Nesse mesmo sentido, também é arriscado o parágrafo 4º do artigo 161. Entende-se que esse dispositivo, abaixo reproduzido, igualmente abre a possibilidade de manipulações, e até de que se organizem esquemas eventualmente criminosos, para direcionar as conclusões de processos de adoção. Art. 161. Se não for contestado o pedido e tiver sido concluído o estudo social ou a perícia realizada por equipe interprofissional ou multidisciplinar, a autoridade judiciária dará vista dos autos ao Ministério Público por cinco dias, salvo quando este for o requerente, e decidirá em igual prazo. § 4º É obrigatória a oitiva dos pais sempre que eles forem identificados e estiverem em local conhecido, ressalvados os casos de não comparecimento perante a Justiça quando devidamente citados.


Além da violação dos princípios acima apontados, há risco de grave injustiça social caso seja sancionado o parágrafo 4º do artigo 158 do ECA, conforme reproduzido abaixo: “Art. 158. O requerido será citado para, no prazo de dez dias, oferecer resposta escrita, indicando as provas a serem produzidas e oferecendo desde logo o rol de testemunhas e documento. (...) § 4º Na hipótese de os genitores encontrarem-se em local incerto ou não sabido, serão citados por edital no prazo de dez dias, em publicação única, dispensado o envio de ofícios para localização."

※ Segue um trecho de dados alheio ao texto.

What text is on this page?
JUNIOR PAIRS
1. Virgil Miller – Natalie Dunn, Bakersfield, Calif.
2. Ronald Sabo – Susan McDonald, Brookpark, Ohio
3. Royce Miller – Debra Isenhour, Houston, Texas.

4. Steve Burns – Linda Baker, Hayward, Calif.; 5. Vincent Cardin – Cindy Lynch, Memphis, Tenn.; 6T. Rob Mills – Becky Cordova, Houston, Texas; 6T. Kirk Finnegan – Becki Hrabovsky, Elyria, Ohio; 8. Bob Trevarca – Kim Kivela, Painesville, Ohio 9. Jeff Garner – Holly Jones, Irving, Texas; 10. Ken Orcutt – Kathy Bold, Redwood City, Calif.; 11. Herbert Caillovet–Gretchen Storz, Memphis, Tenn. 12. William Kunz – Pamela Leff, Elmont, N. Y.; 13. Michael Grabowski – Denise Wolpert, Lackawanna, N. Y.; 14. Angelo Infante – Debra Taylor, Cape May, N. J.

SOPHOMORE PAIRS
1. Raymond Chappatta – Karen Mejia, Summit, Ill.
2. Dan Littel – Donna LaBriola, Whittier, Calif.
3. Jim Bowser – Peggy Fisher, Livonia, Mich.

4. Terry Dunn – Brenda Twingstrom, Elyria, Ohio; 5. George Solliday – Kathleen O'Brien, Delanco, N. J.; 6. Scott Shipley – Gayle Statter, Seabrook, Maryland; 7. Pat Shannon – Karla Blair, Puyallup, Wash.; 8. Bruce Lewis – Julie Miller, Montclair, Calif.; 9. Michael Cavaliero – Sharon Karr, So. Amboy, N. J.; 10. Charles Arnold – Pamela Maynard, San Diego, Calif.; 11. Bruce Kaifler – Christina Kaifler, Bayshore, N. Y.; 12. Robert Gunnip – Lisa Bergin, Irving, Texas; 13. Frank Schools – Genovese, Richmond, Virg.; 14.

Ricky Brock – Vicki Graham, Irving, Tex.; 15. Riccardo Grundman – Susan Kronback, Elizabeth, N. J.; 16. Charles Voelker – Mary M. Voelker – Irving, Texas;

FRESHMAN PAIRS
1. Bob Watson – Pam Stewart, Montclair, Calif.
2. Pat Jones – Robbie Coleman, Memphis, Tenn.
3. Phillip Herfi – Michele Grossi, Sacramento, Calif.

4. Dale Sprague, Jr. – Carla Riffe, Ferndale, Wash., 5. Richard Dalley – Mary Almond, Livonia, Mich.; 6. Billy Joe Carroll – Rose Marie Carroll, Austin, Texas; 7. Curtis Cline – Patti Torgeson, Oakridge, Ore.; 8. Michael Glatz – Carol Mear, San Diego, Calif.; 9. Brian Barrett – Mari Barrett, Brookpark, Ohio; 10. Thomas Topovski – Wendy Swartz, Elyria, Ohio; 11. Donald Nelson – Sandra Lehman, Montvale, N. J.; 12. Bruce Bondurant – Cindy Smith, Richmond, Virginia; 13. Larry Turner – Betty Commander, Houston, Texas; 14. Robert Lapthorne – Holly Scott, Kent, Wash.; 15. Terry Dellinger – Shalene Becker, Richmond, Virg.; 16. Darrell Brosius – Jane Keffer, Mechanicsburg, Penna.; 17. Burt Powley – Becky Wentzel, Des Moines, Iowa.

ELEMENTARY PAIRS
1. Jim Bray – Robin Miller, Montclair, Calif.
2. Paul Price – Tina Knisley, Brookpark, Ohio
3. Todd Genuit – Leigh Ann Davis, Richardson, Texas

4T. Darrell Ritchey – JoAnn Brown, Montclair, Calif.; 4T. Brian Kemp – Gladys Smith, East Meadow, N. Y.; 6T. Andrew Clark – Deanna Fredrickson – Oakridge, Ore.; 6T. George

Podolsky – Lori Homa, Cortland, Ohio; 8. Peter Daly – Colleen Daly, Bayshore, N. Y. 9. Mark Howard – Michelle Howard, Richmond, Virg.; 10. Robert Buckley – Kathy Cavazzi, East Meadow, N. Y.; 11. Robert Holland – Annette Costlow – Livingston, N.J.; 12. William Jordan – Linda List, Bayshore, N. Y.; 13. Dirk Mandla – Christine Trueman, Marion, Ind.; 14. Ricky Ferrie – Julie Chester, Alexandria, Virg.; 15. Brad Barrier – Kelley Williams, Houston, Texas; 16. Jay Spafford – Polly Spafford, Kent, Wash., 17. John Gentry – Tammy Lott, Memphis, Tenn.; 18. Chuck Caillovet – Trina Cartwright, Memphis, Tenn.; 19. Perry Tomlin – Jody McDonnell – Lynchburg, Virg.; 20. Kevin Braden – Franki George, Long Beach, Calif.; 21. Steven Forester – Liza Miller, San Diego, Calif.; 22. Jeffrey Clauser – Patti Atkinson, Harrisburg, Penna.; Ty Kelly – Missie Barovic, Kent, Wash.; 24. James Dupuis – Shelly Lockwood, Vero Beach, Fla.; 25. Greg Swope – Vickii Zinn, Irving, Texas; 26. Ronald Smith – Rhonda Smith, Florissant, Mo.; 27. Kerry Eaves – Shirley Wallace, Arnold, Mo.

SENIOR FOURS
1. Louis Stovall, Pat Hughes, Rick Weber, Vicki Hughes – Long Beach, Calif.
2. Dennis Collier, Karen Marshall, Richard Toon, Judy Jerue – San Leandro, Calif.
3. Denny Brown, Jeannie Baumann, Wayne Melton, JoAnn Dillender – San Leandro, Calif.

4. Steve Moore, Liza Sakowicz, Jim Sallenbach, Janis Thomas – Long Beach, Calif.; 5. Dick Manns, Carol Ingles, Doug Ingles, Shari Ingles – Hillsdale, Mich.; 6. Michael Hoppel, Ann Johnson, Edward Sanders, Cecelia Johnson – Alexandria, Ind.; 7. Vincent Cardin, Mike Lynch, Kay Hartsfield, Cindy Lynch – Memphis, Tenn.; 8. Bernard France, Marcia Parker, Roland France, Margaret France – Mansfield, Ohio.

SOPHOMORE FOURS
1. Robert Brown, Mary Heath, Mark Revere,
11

No caso de famílias já em situação de exclusão social, não é razoável esperar que a citação por meio de edital seja suficiente para dar conhecimento à decisão do órgão público responsável, consistindo este dispositivo em verdadeiro rito sumário de extinção do poder familiar, violando-se o direito de defesa facultado aos requeridos que não disponham de condições materiais para serem localizados pelo Estado com maior facilidade. Por fim, esta poderá ser mais uma brecha ao criminoso comércio de crianças acolhidas, por meio do uso abusivo do procedimento de suspensão do poder familiar. Além de lidarem com a escassez de recursos e políticas públicas, os profissionais de assistência social serão pressionados pelos prazos exíguos da nova legislação, cujo objetivo de trazer celeridade ao processo de adoção não pode minimizar a complexidade da situação de crianças e adolescentes que estão em situação de vulnerabilidade social. Mas há que salientar que avanços no projeto, como por exemplo a inclusão do apadrinhamento como uma política pública para resposta à situação vulnerável de crianças e adolescentes, uma iniciativa exitosa das Aldeias Infantis SOS Brasil e demais entidades e organizações que atuam no tema. Por fim, além de recomendar à Presidência da República os vetos parciais aos dispositivos acima referidos e reproduzidos, pelas razões aduzidas, ressalta-se que qualquer política de adoção deve sempre ter como fundamento a participação efetiva da criança, com escuta qualificada, bem como a participação prioritária das famílias no processo de acolhimento excepcional e transitório e no processo de adoção, a despeito de condições socioeconômicas desfavoráveis, com a busca do interesse superior do adotando em detrimento de todos os


outros, conforme expressa determinação da vontade constitucional positivada no artigo 227 de nosso Pacto Fundamental. Por todo o exposto, recomenda-se veto parcial para excluir os seguintes dispositivos da referida proposição, relativos à Lei 8.069 de 1990, o ECA: 1. Parágrafo 10º do Artigo 19-A; 2. Parágrafo 10º do artigo 101; 3. Parágrafo único do artigo 151; 4. Parágrafo 4º do artigo 158; 5. Parágrafo 4º do artigo 161; 6. Parágrafo 5º do artigo 166.